Les trois juges qui ont signé ces mandats d’arrêt, ainsi que le bureau du procureur, peuvent parfaitement souffrir de mesures d’interdiction de visa, de sanctions financières, de poursuites internes dans ces États, bref, de toute une série de procédures bâillons ou de sanctions pour les punir.

Je n’irai pas jusqu’à dire qu’ils peuvent risquer des assassinats ou des empoisonnements mais, en tout cas, ils peuvent souffrir de conséquences économiques, de restrictions de voyages. (...)

Il faut espérer que les États parties les protègeront. Dans quelques semaines, début décembre, aura lieu la 23e assemblée des États parties à La Haye (Pays-Bas). Une responsabilité très forte pèsera sur les États présents pour s’assurer de la protection du personnel de la cour.

Alors que le droit international est donné pour mort avec la guerre à Gaza, est-ce que cette décision change la donne ?

Elle est une bonne nouvelle dans la quête de justice, dans une situation de destruction et de violations systématiques. Elle est aussi une bonne nouvelle pour la CPI. En deux ans, la cour a visé par mandat d’arrêt le dirigeant d’une des puissances nucléaires, membre permanent du Conseil de sécurité, la Russie, et maintenant, les dirigeants d’un État considéré comme une démocratie, allié des Occidentaux, Israël. Tout ça en temps réel, c’est-à-dire pour des crimes qui sont commis maintenant. C’est inédit, sans précédent, que la justice pénale internationale s’intéresse à des dirigeants de puissances ou d’États considérés comme des démocraties pour des crimes commis en temps réel.

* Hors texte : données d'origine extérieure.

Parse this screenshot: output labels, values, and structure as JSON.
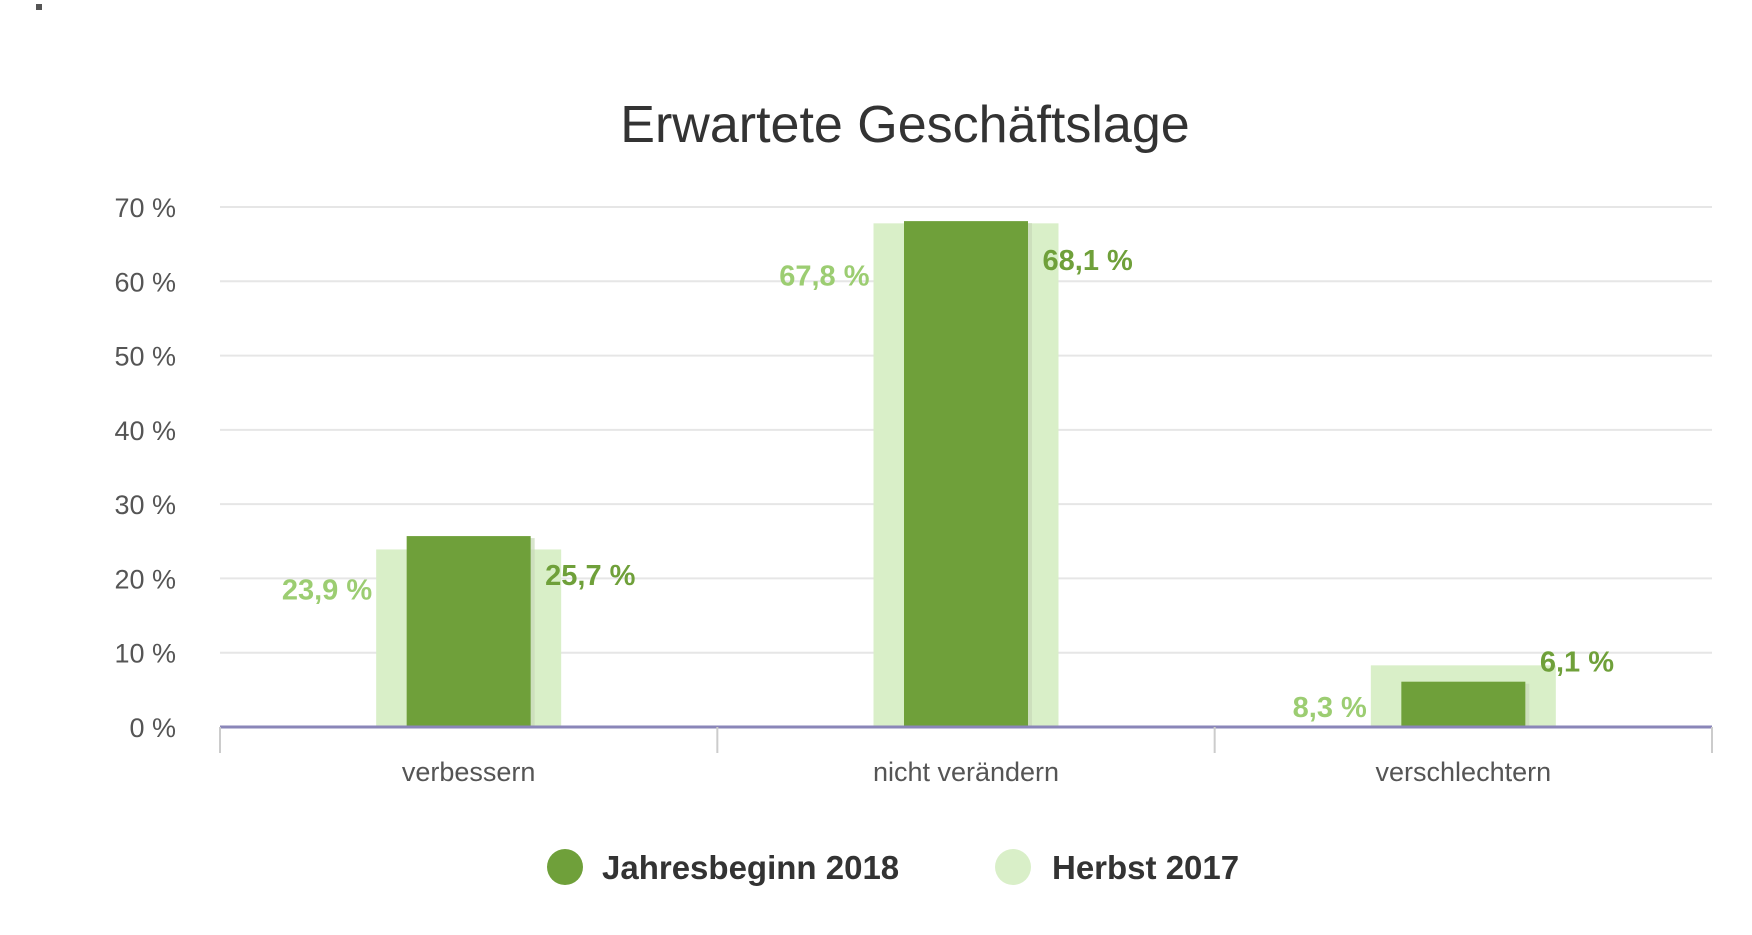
{
  "chart_data": {
    "type": "bar",
    "title": "Erwartete Geschäftslage",
    "categories": [
      "verbessern",
      "nicht verändern",
      "verschlechtern"
    ],
    "series": [
      {
        "name": "Jahresbeginn 2018",
        "values": [
          25.7,
          68.1,
          6.1
        ],
        "labels": [
          "25,7 %",
          "68,1 %",
          "6,1 %"
        ],
        "color": "#6fa03a"
      },
      {
        "name": "Herbst 2017",
        "values": [
          23.9,
          67.8,
          8.3
        ],
        "labels": [
          "23,9 %",
          "67,8 %",
          "8,3 %"
        ],
        "color": "#d9efc8",
        "label_color": "#9ccd72"
      }
    ],
    "ylim": [
      0,
      70
    ],
    "yticks": [
      0,
      10,
      20,
      30,
      40,
      50,
      60,
      70
    ],
    "ytick_labels": [
      "0 %",
      "10 %",
      "20 %",
      "30 %",
      "40 %",
      "50 %",
      "60 %",
      "70 %"
    ],
    "grid": true,
    "legend": "bottom-center",
    "xlabel": "",
    "ylabel": ""
  },
  "colors": {
    "axis": "#8a86b8",
    "grid": "#e6e6e6"
  }
}
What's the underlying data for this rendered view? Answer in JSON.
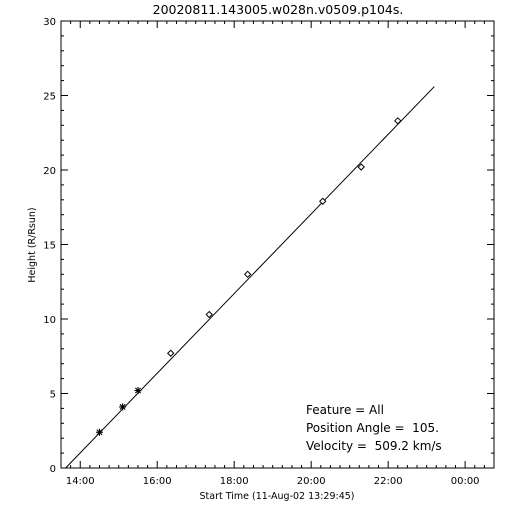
{
  "chart_data": {
    "type": "scatter",
    "title": "20020811.143005.w028n.v0509.p104s.",
    "xlabel": "Start Time (11-Aug-02 13:29:45)",
    "ylabel": "Height (R/Rsun)",
    "x_unit": "hours since 11-Aug-02 00:00",
    "xlim": [
      13.5,
      24.75
    ],
    "ylim": [
      0,
      30
    ],
    "x_ticks": [
      {
        "value": 14,
        "label": "14:00"
      },
      {
        "value": 16,
        "label": "16:00"
      },
      {
        "value": 18,
        "label": "18:00"
      },
      {
        "value": 20,
        "label": "20:00"
      },
      {
        "value": 22,
        "label": "22:00"
      },
      {
        "value": 24,
        "label": "00:00"
      }
    ],
    "y_ticks": [
      0,
      5,
      10,
      15,
      20,
      25,
      30
    ],
    "series": [
      {
        "marker": "asterisk",
        "x": [
          14.5,
          15.1,
          15.5
        ],
        "y": [
          2.4,
          4.1,
          5.2
        ]
      },
      {
        "marker": "diamond",
        "x": [
          16.35,
          17.35,
          18.35,
          20.3,
          21.3,
          22.25
        ],
        "y": [
          7.7,
          10.3,
          13.0,
          17.9,
          20.2,
          23.3
        ]
      }
    ],
    "fit_line": {
      "x": [
        13.62,
        23.2
      ],
      "y": [
        0,
        25.6
      ]
    },
    "annotations": {
      "feature": "Feature = All",
      "position_angle": "Position Angle =  105.",
      "velocity": "Velocity =  509.2 km/s"
    },
    "grid": false,
    "legend": "none"
  }
}
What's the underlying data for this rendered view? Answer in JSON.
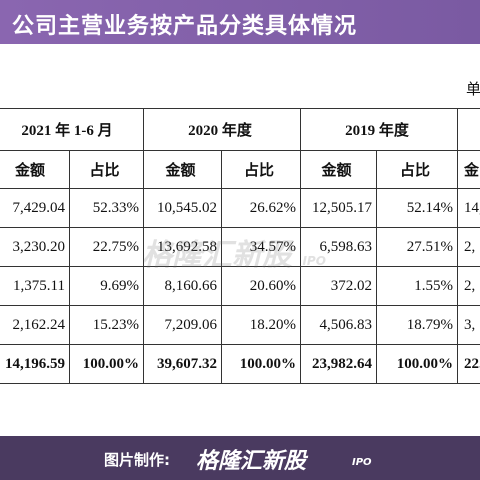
{
  "header": {
    "title": "公司主营业务按产品分类具体情况"
  },
  "unit": "单",
  "table": {
    "groups": [
      "2021 年 1-6 月",
      "2020 年度",
      "2019 年度"
    ],
    "subheaders": [
      "金额",
      "占比",
      "金额",
      "占比",
      "金额",
      "占比",
      "金"
    ],
    "rows": [
      [
        "7,429.04",
        "52.33%",
        "10,545.02",
        "26.62%",
        "12,505.17",
        "52.14%",
        "14,"
      ],
      [
        "3,230.20",
        "22.75%",
        "13,692.58",
        "34.57%",
        "6,598.63",
        "27.51%",
        "2,"
      ],
      [
        "1,375.11",
        "9.69%",
        "8,160.66",
        "20.60%",
        "372.02",
        "1.55%",
        "2,"
      ],
      [
        "2,162.24",
        "15.23%",
        "7,209.06",
        "18.20%",
        "4,506.83",
        "18.79%",
        "3,"
      ],
      [
        "14,196.59",
        "100.00%",
        "39,607.32",
        "100.00%",
        "23,982.64",
        "100.00%",
        "22."
      ]
    ]
  },
  "watermark": {
    "brand": "格隆汇新股",
    "suffix": "IPO"
  },
  "footer": {
    "label": "图片制作:",
    "brand": "格隆汇新股",
    "suffix": "IPO"
  }
}
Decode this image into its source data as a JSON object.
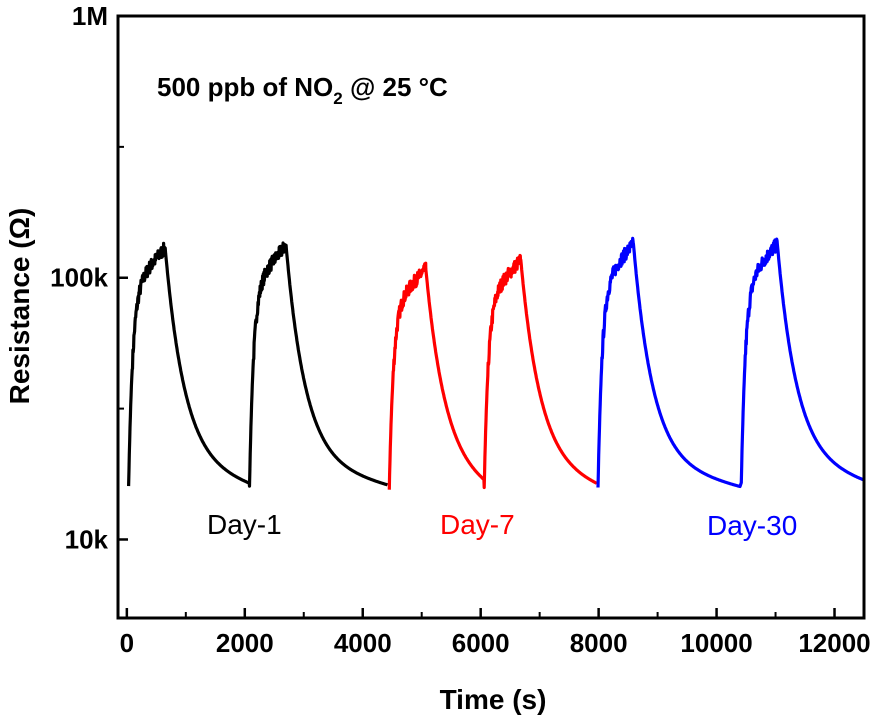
{
  "chart_data": {
    "type": "line",
    "title": "",
    "annotation": {
      "prefix": "500 ppb of NO",
      "subscript": "2",
      "suffix": " @ 25 °C"
    },
    "xlabel": "Time (s)",
    "ylabel": "Resistance (Ω)",
    "xlim": [
      -150,
      12500
    ],
    "ylim_log10": [
      3.7,
      6.0
    ],
    "yscale": "log",
    "x_ticks": [
      0,
      2000,
      4000,
      6000,
      8000,
      10000,
      12000
    ],
    "x_tick_labels": [
      "0",
      "2000",
      "4000",
      "6000",
      "8000",
      "10000",
      "12000"
    ],
    "y_ticks": [
      10000,
      100000,
      1000000
    ],
    "y_tick_labels": [
      "10k",
      "100k",
      "1M"
    ],
    "grid": false,
    "series": [
      {
        "name": "Day-1",
        "color": "#000000",
        "cycles": [
          {
            "on": 30,
            "off": 650,
            "r_base": 16000,
            "r_peak": 130000,
            "end": 2080
          },
          {
            "on": 2080,
            "off": 2700,
            "r_base": 16000,
            "r_peak": 133000,
            "end": 4420
          }
        ]
      },
      {
        "name": "Day-7",
        "color": "#ff0000",
        "cycles": [
          {
            "on": 4450,
            "off": 5070,
            "r_base": 15500,
            "r_peak": 108000,
            "end": 6060
          },
          {
            "on": 6060,
            "off": 6680,
            "r_base": 15800,
            "r_peak": 117000,
            "end": 7970
          }
        ]
      },
      {
        "name": "Day-30",
        "color": "#0000ff",
        "cycles": [
          {
            "on": 7990,
            "off": 8590,
            "r_base": 15800,
            "r_peak": 135000,
            "end": 10400
          },
          {
            "on": 10420,
            "off": 11030,
            "r_base": 16500,
            "r_peak": 135000,
            "end": 12500
          }
        ]
      }
    ],
    "labels": [
      {
        "text": "Day-1",
        "color": "#000000"
      },
      {
        "text": "Day-7",
        "color": "#ff0000"
      },
      {
        "text": "Day-30",
        "color": "#0000ff"
      }
    ]
  }
}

Certes, la CPI a mis du temps, mais c’est tout à son honneur d’incarner, et c’est peut-être la dernière fois, cette quête d’universalité du droit, de dire : « il n’y a pas de privilèges ; soit vous respectez les obligations qui sont les vôtres dans une guerre ou une période conflictuelle, soit vous ne les respectez pas et nous activons alors des instances qui défendent cette vocation universelle du droit sans privilèges catégoriels ou individuels ».

C’est précieux et en même temps, attention, c’est beaucoup de responsabilités sur les États, maintenant et pour la suite. Parce qu’il faut penser aux victimes. Il faudra qu’un jour justice soit rendue. (...)

Je rappelle néanmoins que délivrer un mandat d’arrêt ne vaut pas culpabilité. Le standard de preuve pour délivrer des mandats d’arrêt ne sera pas celui exigé pour une éventuelle condamnation judiciaire si, un jour, il y a procès. À ce stade, Nétanyahou, Gallant et Deïf ne sont jugés coupables de rien, mais ils sont officiellement recherchés.